If you’ve spent any time in a business meeting of any sort (school board, church, lodge, neighborhood), you can easily identify the dance between posturing and acquiescence. It less often features brains than bearing, height, weight, tenor, etc. We learn quickly as children where our strengths lie, and we develop and stock them in our defensive armory.

And there’s nothing especially human about it. Quite the contrary; it’s a primal trait throughout the animal kingdom.

c0

But back to the topic at hand: I made the mistake of loathing athletes as much as I loathe sports, and that was wrong.

Even so, it’s not wrong to insist that good athletes encourage kids to be more than good athletes, to promote (and model) education and citizenship.

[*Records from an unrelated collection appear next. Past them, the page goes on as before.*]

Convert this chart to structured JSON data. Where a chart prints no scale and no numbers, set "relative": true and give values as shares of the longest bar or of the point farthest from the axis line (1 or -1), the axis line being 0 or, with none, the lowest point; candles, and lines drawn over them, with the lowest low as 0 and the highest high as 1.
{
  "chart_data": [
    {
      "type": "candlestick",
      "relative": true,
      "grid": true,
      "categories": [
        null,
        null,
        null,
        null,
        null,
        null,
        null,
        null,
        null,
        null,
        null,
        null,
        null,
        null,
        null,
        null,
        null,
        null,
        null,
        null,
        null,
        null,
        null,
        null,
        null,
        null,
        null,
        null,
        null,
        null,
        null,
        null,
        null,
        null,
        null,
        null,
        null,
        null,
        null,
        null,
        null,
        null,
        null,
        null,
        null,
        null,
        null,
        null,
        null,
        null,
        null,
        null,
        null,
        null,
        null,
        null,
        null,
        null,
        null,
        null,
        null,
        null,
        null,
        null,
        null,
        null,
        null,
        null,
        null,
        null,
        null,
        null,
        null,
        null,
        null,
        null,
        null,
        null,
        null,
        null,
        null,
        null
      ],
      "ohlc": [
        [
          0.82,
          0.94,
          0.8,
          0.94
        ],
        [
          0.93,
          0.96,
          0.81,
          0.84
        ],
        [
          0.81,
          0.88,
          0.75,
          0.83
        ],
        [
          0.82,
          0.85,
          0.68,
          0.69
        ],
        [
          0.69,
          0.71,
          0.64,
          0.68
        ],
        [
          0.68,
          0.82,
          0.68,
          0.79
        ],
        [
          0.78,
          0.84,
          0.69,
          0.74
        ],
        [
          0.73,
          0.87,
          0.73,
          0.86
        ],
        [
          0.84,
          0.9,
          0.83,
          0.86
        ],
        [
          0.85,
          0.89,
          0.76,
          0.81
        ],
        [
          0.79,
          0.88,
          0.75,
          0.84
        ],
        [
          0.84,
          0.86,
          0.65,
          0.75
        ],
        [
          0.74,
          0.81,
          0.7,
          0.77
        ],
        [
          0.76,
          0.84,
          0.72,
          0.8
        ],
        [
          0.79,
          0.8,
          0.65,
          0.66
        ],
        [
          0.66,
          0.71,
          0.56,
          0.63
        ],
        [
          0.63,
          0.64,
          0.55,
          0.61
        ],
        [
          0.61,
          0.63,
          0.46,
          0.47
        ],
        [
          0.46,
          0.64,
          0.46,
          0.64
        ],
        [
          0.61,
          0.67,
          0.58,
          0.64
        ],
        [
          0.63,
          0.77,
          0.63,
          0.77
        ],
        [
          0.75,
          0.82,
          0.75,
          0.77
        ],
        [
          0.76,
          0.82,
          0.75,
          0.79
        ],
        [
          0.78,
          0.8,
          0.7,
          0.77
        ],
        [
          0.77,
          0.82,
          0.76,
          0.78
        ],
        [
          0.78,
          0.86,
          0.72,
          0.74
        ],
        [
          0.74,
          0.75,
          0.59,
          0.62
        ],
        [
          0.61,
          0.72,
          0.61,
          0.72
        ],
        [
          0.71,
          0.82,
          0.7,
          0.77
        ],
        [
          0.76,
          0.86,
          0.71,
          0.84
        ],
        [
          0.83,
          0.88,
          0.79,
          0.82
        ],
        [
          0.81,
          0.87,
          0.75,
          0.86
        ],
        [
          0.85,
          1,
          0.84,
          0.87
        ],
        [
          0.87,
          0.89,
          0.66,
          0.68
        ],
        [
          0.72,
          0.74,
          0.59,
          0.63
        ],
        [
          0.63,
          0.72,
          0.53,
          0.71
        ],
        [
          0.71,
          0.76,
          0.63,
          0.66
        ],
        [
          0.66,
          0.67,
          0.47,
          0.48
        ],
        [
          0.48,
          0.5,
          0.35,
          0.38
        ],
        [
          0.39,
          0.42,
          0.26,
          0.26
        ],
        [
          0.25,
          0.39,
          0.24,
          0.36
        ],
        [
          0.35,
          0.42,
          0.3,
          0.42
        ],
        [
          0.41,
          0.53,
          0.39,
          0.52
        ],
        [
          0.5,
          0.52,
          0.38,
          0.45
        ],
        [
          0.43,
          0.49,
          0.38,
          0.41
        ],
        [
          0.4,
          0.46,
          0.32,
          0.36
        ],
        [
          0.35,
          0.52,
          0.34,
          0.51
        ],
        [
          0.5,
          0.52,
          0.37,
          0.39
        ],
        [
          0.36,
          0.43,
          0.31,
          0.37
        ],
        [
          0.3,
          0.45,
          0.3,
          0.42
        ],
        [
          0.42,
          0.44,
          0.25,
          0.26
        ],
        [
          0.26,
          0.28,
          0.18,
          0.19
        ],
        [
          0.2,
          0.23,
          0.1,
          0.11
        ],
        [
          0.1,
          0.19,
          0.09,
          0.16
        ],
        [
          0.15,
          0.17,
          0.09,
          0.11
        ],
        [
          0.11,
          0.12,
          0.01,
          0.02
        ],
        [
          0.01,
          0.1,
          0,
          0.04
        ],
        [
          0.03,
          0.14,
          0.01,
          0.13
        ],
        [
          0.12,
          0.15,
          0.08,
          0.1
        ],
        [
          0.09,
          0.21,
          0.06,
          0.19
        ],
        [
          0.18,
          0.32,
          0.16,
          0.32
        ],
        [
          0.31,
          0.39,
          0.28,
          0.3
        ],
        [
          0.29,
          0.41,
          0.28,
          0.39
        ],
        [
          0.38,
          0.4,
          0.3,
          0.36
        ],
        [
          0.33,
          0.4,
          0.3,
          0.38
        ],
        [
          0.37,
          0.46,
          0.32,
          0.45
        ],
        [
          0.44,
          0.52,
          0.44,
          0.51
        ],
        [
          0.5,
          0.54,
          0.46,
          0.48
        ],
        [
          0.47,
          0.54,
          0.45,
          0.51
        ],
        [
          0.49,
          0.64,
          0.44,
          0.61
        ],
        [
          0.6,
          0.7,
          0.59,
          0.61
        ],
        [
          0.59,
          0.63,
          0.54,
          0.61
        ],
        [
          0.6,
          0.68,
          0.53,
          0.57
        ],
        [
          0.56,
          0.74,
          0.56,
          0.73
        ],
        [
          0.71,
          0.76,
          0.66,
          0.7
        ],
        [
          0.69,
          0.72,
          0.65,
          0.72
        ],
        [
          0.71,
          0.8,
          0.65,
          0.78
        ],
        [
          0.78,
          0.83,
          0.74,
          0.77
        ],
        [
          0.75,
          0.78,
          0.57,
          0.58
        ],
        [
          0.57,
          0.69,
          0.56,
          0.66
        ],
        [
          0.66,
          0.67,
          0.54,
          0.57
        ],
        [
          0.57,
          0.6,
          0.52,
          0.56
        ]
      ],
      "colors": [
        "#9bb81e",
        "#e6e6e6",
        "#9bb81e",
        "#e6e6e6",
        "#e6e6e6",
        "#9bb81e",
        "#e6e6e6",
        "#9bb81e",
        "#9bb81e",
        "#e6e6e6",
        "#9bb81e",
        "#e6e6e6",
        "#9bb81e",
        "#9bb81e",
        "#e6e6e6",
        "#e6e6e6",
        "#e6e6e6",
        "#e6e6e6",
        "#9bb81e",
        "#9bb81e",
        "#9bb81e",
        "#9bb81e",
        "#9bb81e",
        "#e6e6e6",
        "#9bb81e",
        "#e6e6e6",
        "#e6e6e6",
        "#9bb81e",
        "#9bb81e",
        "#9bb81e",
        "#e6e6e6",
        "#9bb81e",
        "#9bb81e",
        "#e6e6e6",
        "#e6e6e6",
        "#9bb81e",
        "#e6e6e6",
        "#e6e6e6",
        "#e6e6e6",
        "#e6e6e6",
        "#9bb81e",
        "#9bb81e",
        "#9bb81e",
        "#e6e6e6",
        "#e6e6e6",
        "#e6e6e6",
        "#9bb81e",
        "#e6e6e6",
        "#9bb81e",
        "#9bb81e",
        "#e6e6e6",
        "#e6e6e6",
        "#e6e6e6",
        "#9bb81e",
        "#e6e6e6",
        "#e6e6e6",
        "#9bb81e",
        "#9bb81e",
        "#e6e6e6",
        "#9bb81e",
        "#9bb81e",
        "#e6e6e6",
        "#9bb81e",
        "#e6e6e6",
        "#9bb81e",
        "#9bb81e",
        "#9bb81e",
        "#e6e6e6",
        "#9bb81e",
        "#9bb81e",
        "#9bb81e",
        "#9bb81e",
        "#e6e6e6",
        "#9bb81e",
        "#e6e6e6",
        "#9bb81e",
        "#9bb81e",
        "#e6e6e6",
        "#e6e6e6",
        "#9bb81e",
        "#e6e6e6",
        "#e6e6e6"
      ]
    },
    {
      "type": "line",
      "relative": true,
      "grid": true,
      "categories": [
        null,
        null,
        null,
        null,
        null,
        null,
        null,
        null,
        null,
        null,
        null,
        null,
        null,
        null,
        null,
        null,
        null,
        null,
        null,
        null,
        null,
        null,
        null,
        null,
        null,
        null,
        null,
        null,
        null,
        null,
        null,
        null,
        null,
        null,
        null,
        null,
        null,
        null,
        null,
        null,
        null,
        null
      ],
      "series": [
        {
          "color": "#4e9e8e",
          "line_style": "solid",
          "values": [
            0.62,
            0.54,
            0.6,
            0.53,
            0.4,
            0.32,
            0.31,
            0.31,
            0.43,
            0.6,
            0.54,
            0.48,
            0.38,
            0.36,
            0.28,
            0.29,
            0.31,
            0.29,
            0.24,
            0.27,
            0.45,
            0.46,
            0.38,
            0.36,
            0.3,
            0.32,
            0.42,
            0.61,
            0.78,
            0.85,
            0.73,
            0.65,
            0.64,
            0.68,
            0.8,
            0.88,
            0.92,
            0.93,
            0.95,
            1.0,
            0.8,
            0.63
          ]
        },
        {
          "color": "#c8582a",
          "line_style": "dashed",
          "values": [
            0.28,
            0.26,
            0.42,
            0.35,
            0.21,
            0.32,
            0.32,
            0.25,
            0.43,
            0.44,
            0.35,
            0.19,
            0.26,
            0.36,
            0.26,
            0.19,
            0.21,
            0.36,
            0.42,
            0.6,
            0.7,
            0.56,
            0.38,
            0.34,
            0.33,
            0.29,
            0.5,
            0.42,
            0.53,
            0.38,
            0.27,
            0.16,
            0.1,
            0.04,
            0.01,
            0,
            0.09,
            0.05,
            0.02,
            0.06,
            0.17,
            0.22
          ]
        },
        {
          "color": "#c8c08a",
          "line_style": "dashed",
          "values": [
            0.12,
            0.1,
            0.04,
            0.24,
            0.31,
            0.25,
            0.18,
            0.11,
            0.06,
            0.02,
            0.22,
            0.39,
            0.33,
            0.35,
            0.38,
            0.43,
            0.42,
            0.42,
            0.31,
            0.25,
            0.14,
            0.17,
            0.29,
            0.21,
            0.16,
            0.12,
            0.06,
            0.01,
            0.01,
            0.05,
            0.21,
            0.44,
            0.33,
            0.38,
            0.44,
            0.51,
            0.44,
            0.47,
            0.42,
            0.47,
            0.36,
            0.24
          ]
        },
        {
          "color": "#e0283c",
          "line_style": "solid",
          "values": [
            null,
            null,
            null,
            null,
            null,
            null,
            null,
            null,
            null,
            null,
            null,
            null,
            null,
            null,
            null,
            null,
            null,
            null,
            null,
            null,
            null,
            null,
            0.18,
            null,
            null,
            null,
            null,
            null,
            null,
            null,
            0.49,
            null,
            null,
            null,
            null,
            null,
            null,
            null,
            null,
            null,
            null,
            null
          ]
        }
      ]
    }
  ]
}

That’s really all I wanted to say today.

c0

Oh, one more thing. Men have a political advantage over women, not because they are naturally any better, but because they have millions of years learning how this alpha-penis thing works. It’s not a coincidence that rape is a crime of violence (and not sex), or that a powerful woman is sometimes derisively regarded as “having a dick.” Just as we struggle to control our bodies’ enslavement to calories, fats, and oils, so we struggle to wrest it from anachronistic behaviors like this.

If we ask “Should we?,” the answer is a resounding Yes. If we ask “Can we?,” I’m skeptical.

This is just Clarence talking. I know there is hundreds of years of psychological study on this. Just thought I’d share my own unprofessional perspective.